Friday, Jan. 25, 1963
The Tadpole Poet
THE NOVELS OF A. C. SWINBURNE (377 pp.)--Edited by Edmund Wilson--Farrar, Straus & Cudahy ($6.50).
By the ravenous teeth that have smitten
Through the kisses that blossom and
bud,
By the lips intertwisted and bitten
Till the foam has a savor of blood
By the pulse as it rises and falters,
By the hands as they slacken and strain,
I adjure thee, respond from thine altars,
Our Lady of Pain.
Verses like this, which today would hardly cause a raised eyebrow were they to appear in the Sweet Briar College literary magazine, burst like a sinful star shell in the stodgy gloom of Victorian England. Mothers clutched their daughters. Fathers bethought themselves of horsewhips. Staid critics, resorting to apoplectic prose, apostrophized the author as the "libidinous laureate of a pack of satyrs." But a youthful public in London lapped up copies of Poems and Ballads when it came out in 1866, and Poet Algernon Charles Swinburne became famous and infamous almost overnight.
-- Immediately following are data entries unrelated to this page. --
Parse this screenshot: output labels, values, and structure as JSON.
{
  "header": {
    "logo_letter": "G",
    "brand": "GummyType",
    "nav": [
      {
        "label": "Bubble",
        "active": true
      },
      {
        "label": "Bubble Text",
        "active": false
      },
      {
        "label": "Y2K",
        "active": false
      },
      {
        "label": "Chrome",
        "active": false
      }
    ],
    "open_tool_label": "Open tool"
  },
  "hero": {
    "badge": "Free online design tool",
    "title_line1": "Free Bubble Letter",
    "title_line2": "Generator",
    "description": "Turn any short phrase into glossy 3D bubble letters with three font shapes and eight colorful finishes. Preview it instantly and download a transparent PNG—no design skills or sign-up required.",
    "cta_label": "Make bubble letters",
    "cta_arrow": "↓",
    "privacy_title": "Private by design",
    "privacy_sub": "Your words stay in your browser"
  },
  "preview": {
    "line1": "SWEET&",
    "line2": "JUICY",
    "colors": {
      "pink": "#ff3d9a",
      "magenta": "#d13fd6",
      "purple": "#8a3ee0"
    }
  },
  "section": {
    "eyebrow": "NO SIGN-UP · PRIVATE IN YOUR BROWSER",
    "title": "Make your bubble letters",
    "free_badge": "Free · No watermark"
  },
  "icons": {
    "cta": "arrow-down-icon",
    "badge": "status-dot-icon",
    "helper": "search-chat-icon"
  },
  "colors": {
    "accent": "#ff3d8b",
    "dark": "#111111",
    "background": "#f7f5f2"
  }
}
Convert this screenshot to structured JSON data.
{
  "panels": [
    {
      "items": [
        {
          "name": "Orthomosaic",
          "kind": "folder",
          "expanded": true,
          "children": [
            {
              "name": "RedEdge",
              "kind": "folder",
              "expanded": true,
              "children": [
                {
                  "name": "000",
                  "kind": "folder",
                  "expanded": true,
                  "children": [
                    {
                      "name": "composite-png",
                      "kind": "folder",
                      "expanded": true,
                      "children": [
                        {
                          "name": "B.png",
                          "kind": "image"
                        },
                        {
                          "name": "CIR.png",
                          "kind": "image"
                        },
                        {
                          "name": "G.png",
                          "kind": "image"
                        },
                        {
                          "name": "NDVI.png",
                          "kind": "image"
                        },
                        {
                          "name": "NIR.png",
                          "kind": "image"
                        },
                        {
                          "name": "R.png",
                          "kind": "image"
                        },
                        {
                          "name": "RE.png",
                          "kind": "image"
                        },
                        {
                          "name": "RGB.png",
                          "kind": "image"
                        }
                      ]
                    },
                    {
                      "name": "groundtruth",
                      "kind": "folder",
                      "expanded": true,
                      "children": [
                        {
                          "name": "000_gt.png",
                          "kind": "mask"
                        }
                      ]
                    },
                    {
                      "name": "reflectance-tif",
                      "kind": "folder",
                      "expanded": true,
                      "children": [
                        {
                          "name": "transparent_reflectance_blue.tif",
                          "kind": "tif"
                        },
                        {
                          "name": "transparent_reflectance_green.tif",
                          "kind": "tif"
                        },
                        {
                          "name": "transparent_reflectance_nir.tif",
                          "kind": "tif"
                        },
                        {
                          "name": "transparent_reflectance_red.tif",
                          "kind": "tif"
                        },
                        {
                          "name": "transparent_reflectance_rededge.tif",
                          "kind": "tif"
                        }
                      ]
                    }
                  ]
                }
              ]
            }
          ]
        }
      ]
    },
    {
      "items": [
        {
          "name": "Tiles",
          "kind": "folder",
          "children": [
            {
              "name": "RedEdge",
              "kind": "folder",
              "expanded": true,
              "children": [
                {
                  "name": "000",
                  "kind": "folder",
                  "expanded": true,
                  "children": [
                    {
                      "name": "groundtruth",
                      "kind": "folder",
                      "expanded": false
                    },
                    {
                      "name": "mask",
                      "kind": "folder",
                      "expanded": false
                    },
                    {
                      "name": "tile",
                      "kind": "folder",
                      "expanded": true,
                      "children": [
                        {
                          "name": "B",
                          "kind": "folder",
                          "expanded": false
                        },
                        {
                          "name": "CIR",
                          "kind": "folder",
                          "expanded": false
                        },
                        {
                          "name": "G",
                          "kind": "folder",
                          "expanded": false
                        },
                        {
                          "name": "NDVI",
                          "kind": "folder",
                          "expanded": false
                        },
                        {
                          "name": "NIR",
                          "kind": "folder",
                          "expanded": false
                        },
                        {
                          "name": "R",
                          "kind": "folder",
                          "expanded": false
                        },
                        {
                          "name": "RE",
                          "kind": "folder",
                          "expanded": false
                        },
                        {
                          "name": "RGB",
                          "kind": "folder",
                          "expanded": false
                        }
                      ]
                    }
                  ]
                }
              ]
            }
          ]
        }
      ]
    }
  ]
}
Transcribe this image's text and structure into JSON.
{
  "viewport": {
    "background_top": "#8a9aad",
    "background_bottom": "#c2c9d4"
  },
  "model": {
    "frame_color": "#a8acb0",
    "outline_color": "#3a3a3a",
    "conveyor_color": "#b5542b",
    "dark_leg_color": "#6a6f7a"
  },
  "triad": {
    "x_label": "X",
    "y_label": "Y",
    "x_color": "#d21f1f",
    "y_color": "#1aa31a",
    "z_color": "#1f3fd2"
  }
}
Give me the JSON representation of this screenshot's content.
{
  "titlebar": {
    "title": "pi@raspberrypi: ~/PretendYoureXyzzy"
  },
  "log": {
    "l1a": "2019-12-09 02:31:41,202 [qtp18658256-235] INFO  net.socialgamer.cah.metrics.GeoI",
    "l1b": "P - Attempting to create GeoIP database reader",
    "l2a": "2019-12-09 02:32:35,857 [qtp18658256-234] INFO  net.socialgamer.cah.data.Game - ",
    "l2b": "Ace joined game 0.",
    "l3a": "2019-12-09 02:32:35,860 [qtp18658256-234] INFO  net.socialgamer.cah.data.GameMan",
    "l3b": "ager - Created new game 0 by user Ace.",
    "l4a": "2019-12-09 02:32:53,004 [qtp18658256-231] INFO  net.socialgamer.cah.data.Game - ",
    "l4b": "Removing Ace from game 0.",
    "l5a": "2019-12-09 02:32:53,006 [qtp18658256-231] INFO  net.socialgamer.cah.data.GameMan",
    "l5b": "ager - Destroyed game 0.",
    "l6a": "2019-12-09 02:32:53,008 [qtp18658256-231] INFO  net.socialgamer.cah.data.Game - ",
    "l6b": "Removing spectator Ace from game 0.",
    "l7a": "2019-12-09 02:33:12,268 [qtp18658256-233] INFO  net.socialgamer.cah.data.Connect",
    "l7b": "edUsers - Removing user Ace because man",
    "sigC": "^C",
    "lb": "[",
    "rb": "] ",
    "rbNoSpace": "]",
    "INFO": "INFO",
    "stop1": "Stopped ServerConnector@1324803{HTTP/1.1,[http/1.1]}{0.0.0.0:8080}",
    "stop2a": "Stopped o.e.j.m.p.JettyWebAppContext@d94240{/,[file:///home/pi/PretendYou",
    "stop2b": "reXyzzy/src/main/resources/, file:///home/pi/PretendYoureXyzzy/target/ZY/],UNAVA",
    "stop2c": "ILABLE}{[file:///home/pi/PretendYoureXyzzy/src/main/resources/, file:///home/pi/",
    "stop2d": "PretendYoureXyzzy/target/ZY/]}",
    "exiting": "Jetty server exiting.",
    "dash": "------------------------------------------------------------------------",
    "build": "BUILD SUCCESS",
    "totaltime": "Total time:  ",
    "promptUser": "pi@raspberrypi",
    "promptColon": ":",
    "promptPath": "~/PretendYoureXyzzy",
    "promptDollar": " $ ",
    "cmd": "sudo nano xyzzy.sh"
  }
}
Certifiably Sinful. A versifying virtuoso, Swinburne molded English into exotic patterns, borrowing widely from the classic Greek to the French symbolists. The results, which ranged from strum-strumming stanzas to languorous rhythms, hinted at unimaginable pagan debaucheries, hymned the fashionable cause of freedom against tyranny. But constitutionally, though he sported a manelike shock of red hair, Swinburne was comically ill-equipped to live the Byronic life he longed for. Tadpole tall and squeaky-voiced, he was forever getting drunk on the dessert wine, and more often than not had to be carried home from dinner parties.
His only certifiably sinful relationship--with Music Hall Actress Adah Isaacs Menken--ended after six weeks. "I can't make Algernon understand," she ruefully explained, "that biting's no use." Eventually, he retired to the country for his health under the care of a proper Victorian solicitor-scholar named Theodore Watts-Dunton. And the world, learning that his poetic passions had been mainly pastiche, soon decided his passionate poetry was merely overblown.
Lese-Majeste. Today's trend toward wholesale restoration of time-tarnished Victorian literary reputations may not wholly reverse this judgment of Swinburne the poet. But antiquarians in England are now beginning to rediscover Swinburne as a writer of prose. In the U.S., Critic Edmund Wilson became fascinated with the new researches and the incidental light they threw on Swinburne's strange personality. In this volume Wilson presents two Swinburne novels, along with a gargantuan preface that includes an advance tour of other finds--letters, quips and critical writings--soon to come.
Swinburne in prose often displays what he most lacked in poetry--restraint and humor. His method was deadpan parody. According to Wilson's preface, his targets included Victorian bluenoses, stuffy fellow poets, and French romantic novelists. In one such parody of an imagined French historical novelist's handling of Victorian England, the Bishop of London gallantly seduces the heroine in a London cab. In another, Queen Victoria confesses a humiliating affair with a commoner. "It wasn't a prince," she sobs, "not even Sir R. Peel. It was one . . .called Wordsworth who recited to me verses from his Excursion of a sensuality so torrid that they shook me--and I fell."
Husk & Fangs. The two novels on display, Love's Cross Currents and Lesbia Brandon, both deal with the frustrated yearning of a young man for a close relative--a girl cousin in one case, a sister in the other. Swinburne, who alone of all Victorian writers belonged to the top aristocracy, has no trouble handling those extra comic confusions that come naturally in a society where everybody seems to be related to everybody else. When he is being funny--for example, minutely recording the malicious troublemaking of an old gorgon ("all husk and fangs") named Lady Midhurst--Swinburne is a pretty funny fellow.
Both stories are shadowed by raw autobiographical overtones, which Editor Wilson, as a licensed Freudian critic, delights in. Swinburne, clearly, is the original of the repulsed lover in each book. The girl is his real-life cousin Mary Gordon, whose rejection of the poet was one of the turning points of Swinburne's stunted emotional life. More horrifying is the explanation (in Lesbia Brandon) of the poet's lifelong fondness for being whipped. With subtle, sensual elegance, Swinburne records the slow, tragic perversion of a boy whose admiration for his severe tutor and love for his sister can be most suitably and directly expressed by learning to bear a birching without crying out.
The book is fragmentary, largely because Friend and Guardian Watts-Dunton stole the most purple chapters from Swinburne and would not give them back. Wilson laments the loss, through Victorian prudery, of a potential English prose master who might have done great things if encouraged. Bits of Lesbia Brandon justify his claim.